Students who described themselves as happier at age 16 and 18 and felt more satisfied with their lives at age 22 earned more income at age 29. On a scale of one to five, a one-point increase in life satisfaction at age 22 translated into about $2,000 more in later earnings. The mean income was around $35,000.
Among siblings, a one-point increase in life satisfaction at age 22, compared with the mean of the family, translated into a nearly $4,000 difference in earnings at age 29, compared with the family mean.

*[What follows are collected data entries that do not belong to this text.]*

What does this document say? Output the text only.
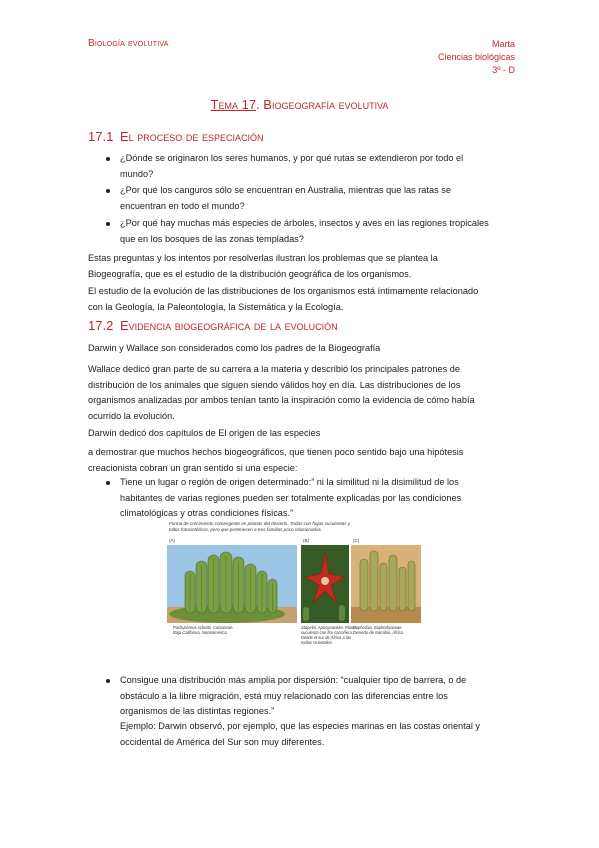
Biología evolutiva	Marta
Ciencias biológicas
3º - D
Tema 17. Biogeografía evolutiva
17.1 El proceso de especiación
¿Dónde se originaron los seres humanos, y por qué rutas se extendieron por todo el
mundo?
¿Por qué los canguros sólo se encuentran en Australia, mientras que las ratas se
encuentran en todo el mundo?
¿Por qué hay muchas más especies de árboles, insectos y aves en las regiones tropicales
que en los bosques de las zonas templadas?
Estas preguntas y los intentos por resolverlas ilustran los problemas que se plantea la
Biogeografía, que es el estudio de la distribución geográfica de los organismos.
El estudio de la evolución de las distribuciones de los organismos está íntimamente relacionado
con la Geología, la Paleontología, la Sistemática y la Ecología.
17.2 Evidencia biogeográfica de la evolución
Darwin y Wallace son considerados como los padres de la Biogeografía
Wallace dedicó gran parte de su carrera a la materia y describió los principales patrones de
distribución de los animales que siguen siendo válidos hoy en día. Las distribuciones de los
organismos analizadas por ambos tenían tanto la inspiración como la evidencia de cómo había
ocurrido la evolución.
Darwin dedicó dos capítulos de El origen de las especies
a demostrar que muchos hechos biogeográficos, que tienen poco sentido bajo una hipótesis
creacionista cobran un gran sentido si una especie:
Tiene un lugar o región de origen determinado:” ni la similitud ni la disimilitud de los
habitantes de varias regiones pueden ser totalmente explicadas por las condiciones
climatológicas y otras condiciones físicas.”
Forma de crecimiento convergente en plantas del desierto. Todas con hojas suculentas y
tallos fotosintéticos, pero que pertenecen a tres familias poco relacionadas.
(A)	(B)	(C)
Pachycereus schottii, Cactaceae.
Baja California, Norteamérica.
Stapelia, Apocynaceae. Planta
suculenta con flor carroñera.
Desde el sur de África a las
Indias Orientales.
Euphorbia, Euphorbiaceae.
Desierto de Namibia, África.
Consigue una distribución más amplia por dispersión: “cualquier tipo de barrera, o de
obstáculo a la libre migración, está muy relacionado con las diferencias entre los
organismos de las distintas regiones.”
Ejemplo: Darwin observó, por ejemplo, que las especies marinas en las costas oriental y
occidental de América del Sur son muy diferentes.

The analysis suggests happiness isn’t just linked to higher income—it is helping generate it.
“The takeaway of this is the relationship between income and happiness runs in both directions,” Mr. De Neve said Friday.
That could be because happier young adults are more likely to earn a college degree, get hired and promoted, be more optimistic and less neurotic, the researchers posit. In their analysis they controlled for other factors, such as education, height and self-esteem.
Being really happy helps some: Those reporting a “very happy” adolescence earned an income about 10% above the average. But being unhappy hurts far more—those who experienced a “profoundly unhappy” adolescence made about 30% less than the average income, the paper found.
Still, a connection between personal happiness and greater income could be good news for countries struggling to boost economic growth, the authors suggest.
“For policymakers, the existence of these mechanisms raises the possibility that a happier society may be one that intrinsically generates higher incomes for its citizens,” the paper notes.